To truly move on from the Otis and Maeve saga, stop looking for deleted scenes or "hopeful" theories. Instead, rewatch the first season. Notice how much they’ve grown. The tragedy isn't that they broke up; the tragedy would have been if they stayed together and held each other back from their potential.

If you're looking for more closure, dive into the interviews with Emma Mackey and Asa Butterfield. Both actors have been pretty vocal about the fact that their characters' journeys had reached a natural conclusion. Mackey, in particular, seemed ready to leave Maeve behind, noting that playing a teenager into your mid-twenties becomes a bit of a stretch.

The best next step is to accept the bittersweet reality: they were the right people for each other at the exact right time, but that time has passed.

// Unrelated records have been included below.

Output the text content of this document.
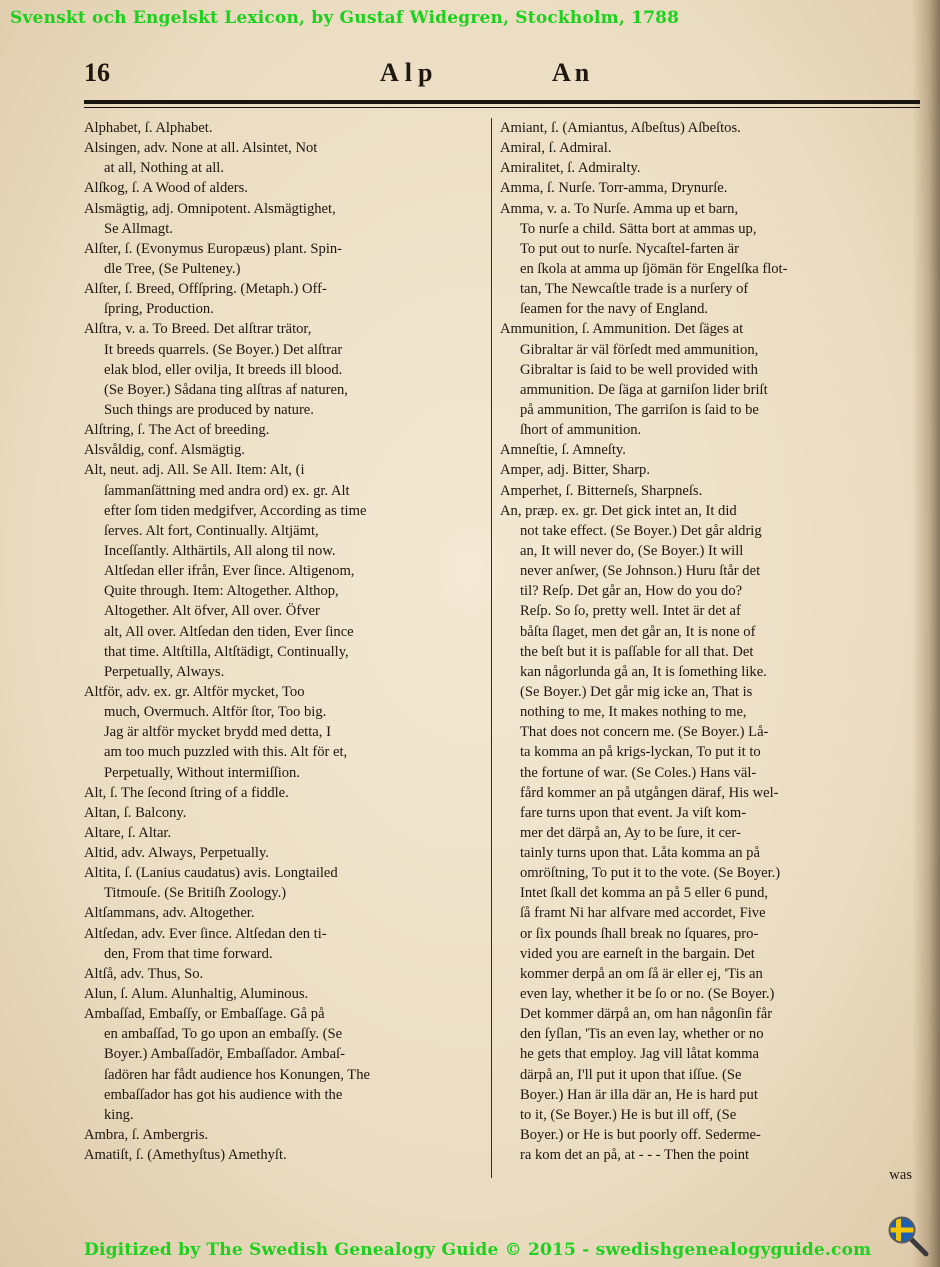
Svenskt och Engelskt Lexicon, by Gustaf Widegren, Stockholm, 1788
16	Alp	An
Alphabet, ſ. Alphabet.
Alsingen, adv. None at all. Alsintet, Not
at all, Nothing at all.
Alſkog, ſ. A Wood of alders.
Alsmägtig, adj. Omnipotent. Alsmägtighet,
Se Allmagt.
Alſter, ſ. (Evonymus Europæus) plant. Spin-
dle Tree, (Se Pulteney.)
Alſter, ſ. Breed, Offſpring. (Metaph.) Off-
ſpring, Production.
Alſtra, v. a. To Breed. Det alſtrar trätor,
It breeds quarrels. (Se Boyer.) Det alſtrar
elak blod, eller ovilja, It breeds ill blood.
(Se Boyer.) Sådana ting alſtras af naturen,
Such things are produced by nature.
Alſtring, ſ. The Act of breeding.
Alsvåldig, conf. Alsmägtig.
Alt, neut. adj. All. Se All. Item: Alt, (i
ſammanſättning med andra ord) ex. gr. Alt
efter ſom tiden medgifver, According as time
ſerves. Alt fort, Continually. Altjämt,
Inceſſantly. Althärtils, All along til now.
Altſedan eller ifrån, Ever ſince. Altigenom,
Quite through. Item: Altogether. Althop,
Altogether. Alt öfver, All over. Öfver
alt, All over. Altſedan den tiden, Ever ſince
that time. Altſtilla, Altſtädigt, Continually,
Perpetually, Always.
Altför, adv. ex. gr. Altför mycket, Too
much, Overmuch. Altför ſtor, Too big.
Jag är altför mycket brydd med detta, I
am too much puzzled with this. Alt för et,
Perpetually, Without intermiſſion.
Alt, ſ. The ſecond ſtring of a fiddle.
Altan, ſ. Balcony.
Altare, ſ. Altar.
Altid, adv. Always, Perpetually.
Altita, ſ. (Lanius caudatus) avis. Longtailed
Titmouſe. (Se Britiſh Zoology.)
Altſammans, adv. Altogether.
Altſedan, adv. Ever ſince. Altſedan den ti-
den, From that time forward.
Altſå, adv. Thus, So.
Alun, ſ. Alum. Alunhaltig, Aluminous.
Ambaſſad, Embaſſy, or Embaſſage. Gå på
en ambaſſad, To go upon an embaſſy. (Se
Boyer.) Ambaſſadör, Embaſſador. Ambaſ-
ſadören har fådt audience hos Konungen, The
embaſſador has got his audience with the
king.
Ambra, ſ. Ambergris.
Amatiſt, ſ. (Amethyſtus) Amethyſt.
Amiant, ſ. (Amiantus, Aſbeſtus) Aſbeſtos.
Amiral, ſ. Admiral.
Amiralitet, ſ. Admiralty.
Amma, ſ. Nurſe. Torr-amma, Drynurſe.
Amma, v. a. To Nurſe. Amma up et barn,
To nurſe a child. Sätta bort at ammas up,
To put out to nurſe. Nycaſtel-farten är
en ſkola at amma up ſjömän för Engelſka flot-
tan, The Newcaſtle trade is a nurſery of
ſeamen for the navy of England.
Ammunition, ſ. Ammunition. Det ſäges at
Gibraltar är väl förſedt med ammunition,
Gibraltar is ſaid to be well provided with
ammunition. De ſäga at garniſon lider briſt
på ammunition, The garriſon is ſaid to be
ſhort of ammunition.
Amneſtie, ſ. Amneſty.
Amper, adj. Bitter, Sharp.
Amperhet, ſ. Bitterneſs, Sharpneſs.
An, præp. ex. gr. Det gick intet an, It did
not take effect. (Se Boyer.) Det går aldrig
an, It will never do, (Se Boyer.) It will
never anſwer, (Se Johnson.) Huru ſtår det
til? Reſp. Det går an, How do you do?
Reſp. So ſo, pretty well. Intet är det af
båſta ſlaget, men det går an, It is none of
the beſt but it is paſſable for all that. Det
kan någorlunda gå an, It is ſomething like.
(Se Boyer.) Det går mig icke an, That is
nothing to me, It makes nothing to me,
That does not concern me. (Se Boyer.) Lå-
ta komma an på krigs-lyckan, To put it to
the fortune of war. (Se Coles.) Hans väl-
fård kommer an på utgången däraf, His wel-
fare turns upon that event. Ja viſt kom-
mer det därpå an, Ay to be ſure, it cer-
tainly turns upon that. Låta komma an på
omröſtning, To put it to the vote. (Se Boyer.)
Intet ſkall det komma an på 5 eller 6 pund,
ſå framt Ni har alfvare med accordet, Five
or ſix pounds ſhall break no ſquares, pro-
vided you are earneſt in the bargain. Det
kommer derpå an om ſå är eller ej, 'Tis an
even lay, whether it be ſo or no. (Se Boyer.)
Det kommer därpå an, om han någonſin får
den ſyſlan, 'Tis an even lay, whether or no
he gets that employ. Jag vill låtat komma
därpå an, I'll put it upon that iſſue. (Se
Boyer.) Han är illa där an, He is hard put
to it, (Se Boyer.) He is but ill off, (Se
Boyer.) or He is but poorly off. Sederme-
ra kom det an på, at - - - Then the point
was
Digitized by The Swedish Genealogy Guide © 2015 - swedishgenealogyguide.com
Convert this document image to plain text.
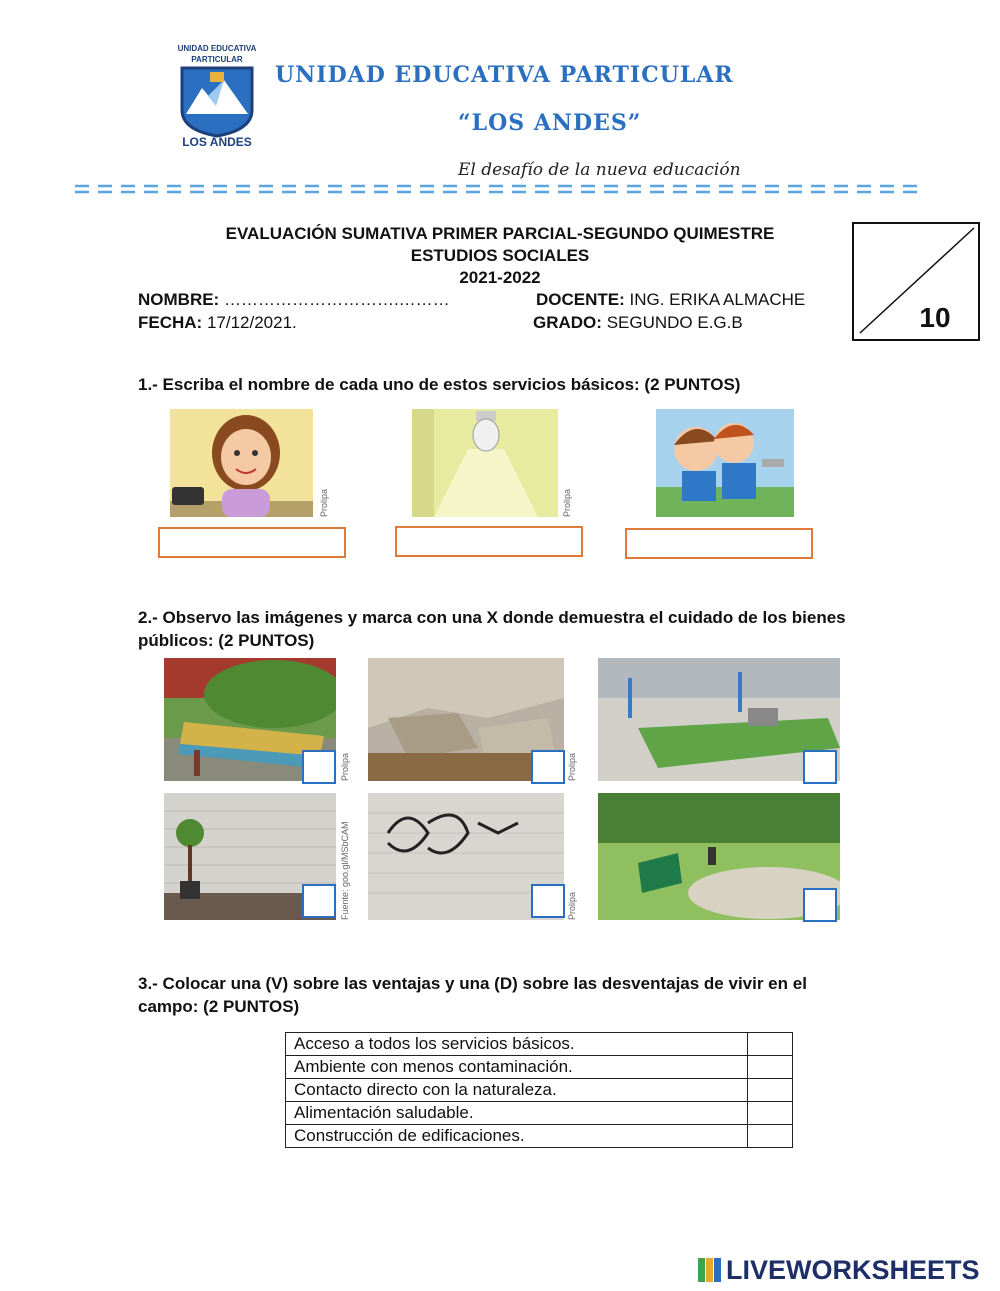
UNIDAD EDUCATIVA PARTICULAR
LOS ANDES
UNIDAD EDUCATIVA PARTICULAR
“LOS ANDES”
El desafío de la nueva educación
EVALUACIÓN SUMATIVA PRIMER PARCIAL-SEGUNDO QUIMESTRE
ESTUDIOS SOCIALES
2021-2022
NOMBRE: ………………………….………	DOCENTE: ING. ERIKA ALMACHE
FECHA: 17/12/2021.	GRADO: SEGUNDO E.G.B	10
1.- Escriba el nombre de cada uno de estos servicios básicos: (2 PUNTOS)
Prolipa	Prolipa
2.- Observo las imágenes y marca con una X donde demuestra el cuidado de los bienes públicos: (2 PUNTOS)
Prolipa	Prolipa
Fuente: goo.gl/MSbCAM	Prolipa
3.- Colocar una (V) sobre las ventajas y una (D) sobre las desventajas de vivir en el campo: (2 PUNTOS)
Acceso a todos los servicios básicos.	
Ambiente con menos contaminación.	
Contacto directo con la naturaleza.	
Alimentación saludable.	
Construcción de edificaciones.	
LIVEWORKSHEETS
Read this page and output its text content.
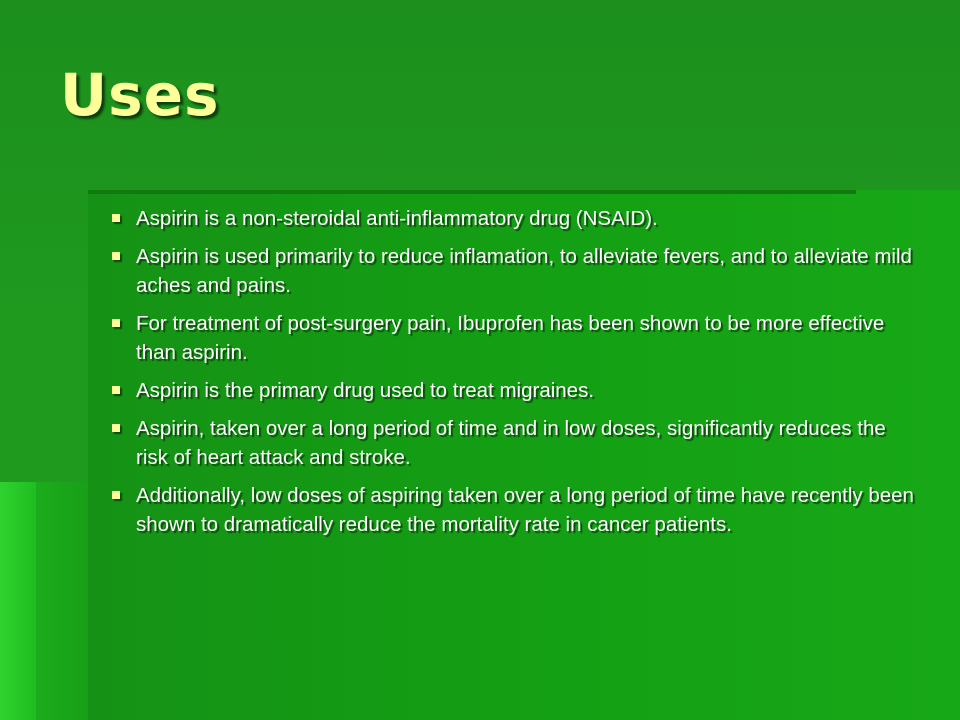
Uses
Aspirin is a non-steroidal anti-inflammatory drug (NSAID).
Aspirin is used primarily to reduce inflamation, to alleviate fevers, and to alleviate mild aches and pains.
For treatment of post-surgery pain, Ibuprofen has been shown to be more effective than aspirin.
Aspirin is the primary drug used to treat migraines.
Aspirin, taken over a long period of time and in low doses, significantly reduces the risk of heart attack and stroke.
Additionally, low doses of aspiring taken over a long period of time have recently been shown to dramatically reduce the mortality rate in cancer patients.
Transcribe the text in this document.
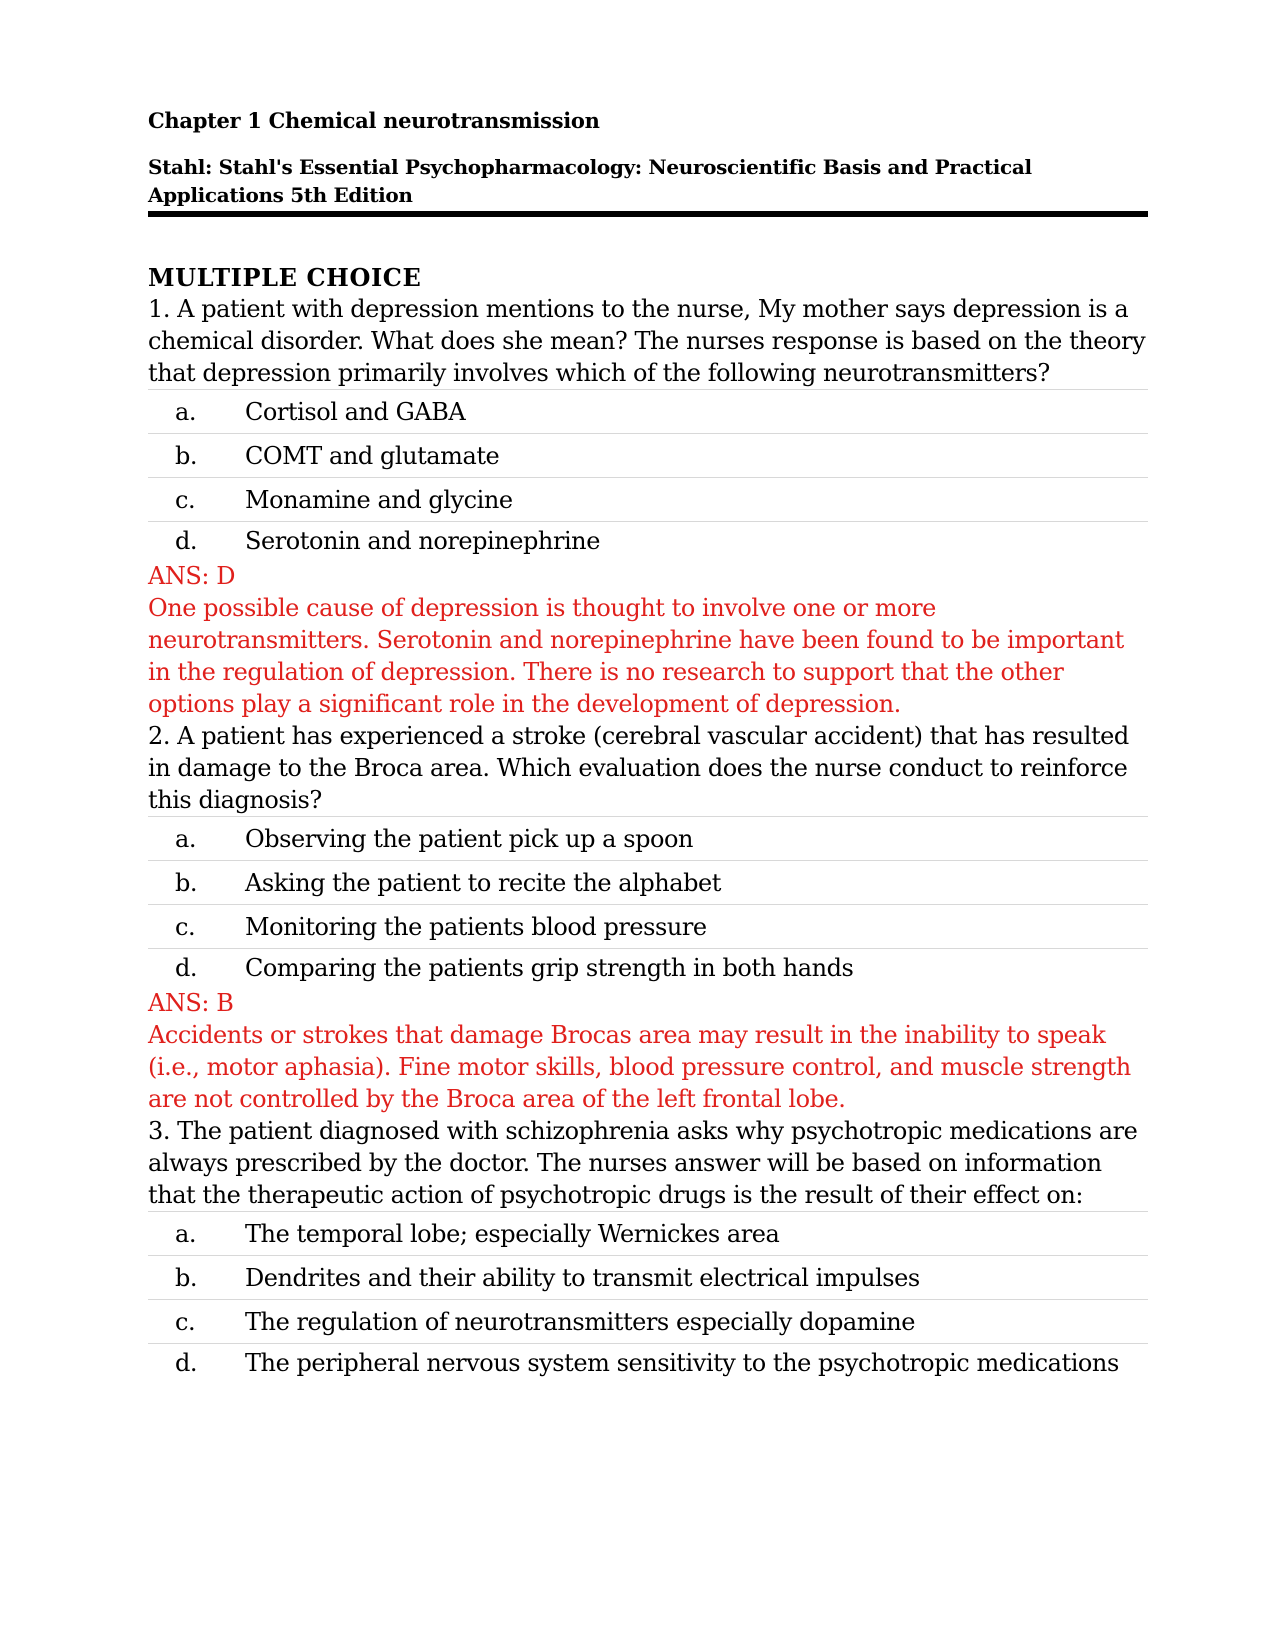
Chapter 1 Chemical neurotransmission
Stahl: Stahl's Essential Psychopharmacology: Neuroscientific Basis and Practical Applications 5th Edition
MULTIPLE CHOICE

1. A patient with depression mentions to the nurse, My mother says depression is a chemical disorder. What does she mean? The nurses response is based on the theory that depression primarily involves which of the following neurotransmitters?

a.	Cortisol and GABA
b.	COMT and glutamate
c.	Monamine and glycine
d.	Serotonin and norepinephrine

ANS: D

One possible cause of depression is thought to involve one or more neurotransmitters. Serotonin and norepinephrine have been found to be important in the regulation of depression. There is no research to support that the other options play a significant role in the development of depression.

2. A patient has experienced a stroke (cerebral vascular accident) that has resulted in damage to the Broca area. Which evaluation does the nurse conduct to reinforce this diagnosis?

a.	Observing the patient pick up a spoon
b.	Asking the patient to recite the alphabet
c.	Monitoring the patients blood pressure
d.	Comparing the patients grip strength in both hands

ANS: B

Accidents or strokes that damage Brocas area may result in the inability to speak (i.e., motor aphasia). Fine motor skills, blood pressure control, and muscle strength are not controlled by the Broca area of the left frontal lobe.

3. The patient diagnosed with schizophrenia asks why psychotropic medications are always prescribed by the doctor. The nurses answer will be based on information that the therapeutic action of psychotropic drugs is the result of their effect on:

a.	The temporal lobe; especially Wernickes area
b.	Dendrites and their ability to transmit electrical impulses
c.	The regulation of neurotransmitters especially dopamine
d.	The peripheral nervous system sensitivity to the psychotropic medications
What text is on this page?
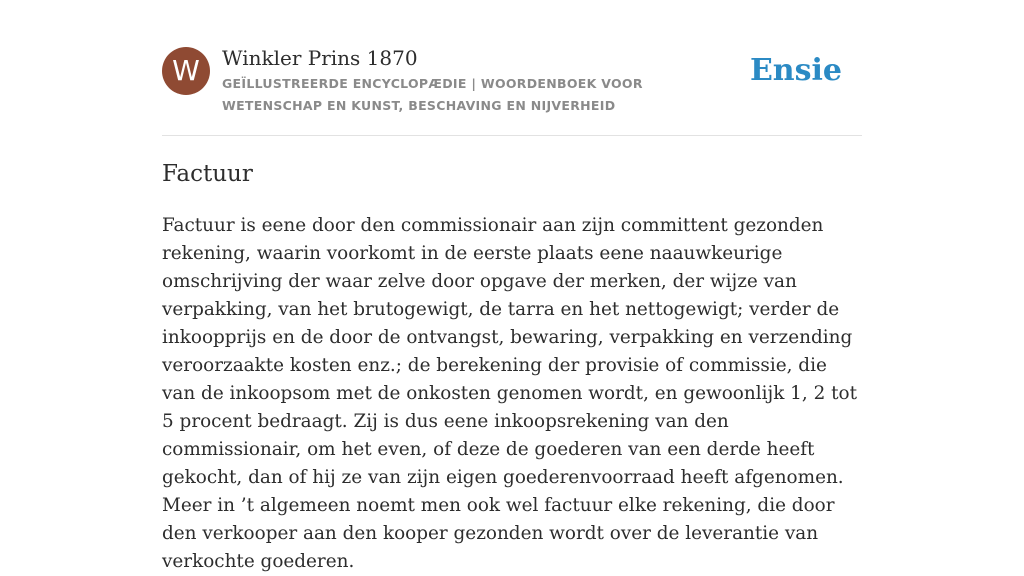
W	Winkler Prins 1870
GEÏLLUSTREERDE ENCYCLOPÆDIE | WOORDENBOEK VOOR WETENSCHAP EN KUNST, BESCHAVING EN NIJVERHEID
Ensie
Factuur

Factuur is eene door den commissionair aan zijn committent gezonden rekening, waarin voorkomt in de eerste plaats eene naauwkeurige omschrijving der waar zelve door opgave der merken, der wijze van verpakking, van het brutogewigt, de tarra en het nettogewigt; verder de inkoopprijs en de door de ontvangst, bewaring, verpakking en verzending veroorzaakte kosten enz.; de berekening der provisie of commissie, die van de inkoopsom met de onkosten genomen wordt, en gewoonlijk 1, 2 tot 5 procent bedraagt. Zij is dus eene inkoopsrekening van den commissionair, om het even, of deze de goederen van een derde heeft gekocht, dan of hij ze van zijn eigen goederenvoorraad heeft afgenomen. Meer in ’t algemeen noemt men ook wel factuur elke rekening, die door den verkooper aan den kooper gezonden wordt over de leverantie van verkochte goederen.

Go watch the finale again, but this time, focus on Otis’s face when he looks out the window in the final shot. He’s sad, sure. But he’s also okay. And Maeve is more than okay—she’s flying.


Next Steps for Fans: 1. Watch "The Bear" or "Normal People" if you want more stories about complicated, messy people who love each other but can't quite make it work.
2. Follow Aimee Lou Wood’s career. Her character, Aimee, had arguably the best ending of anyone in the show, proving that the most important relationship you can have is the one with yourself.
3. Journal about your own "Maeve" or "Otis." Sometimes seeing your own past reflected in fiction is the best way to finally get some closure on that one person you thought was "the one" who got away.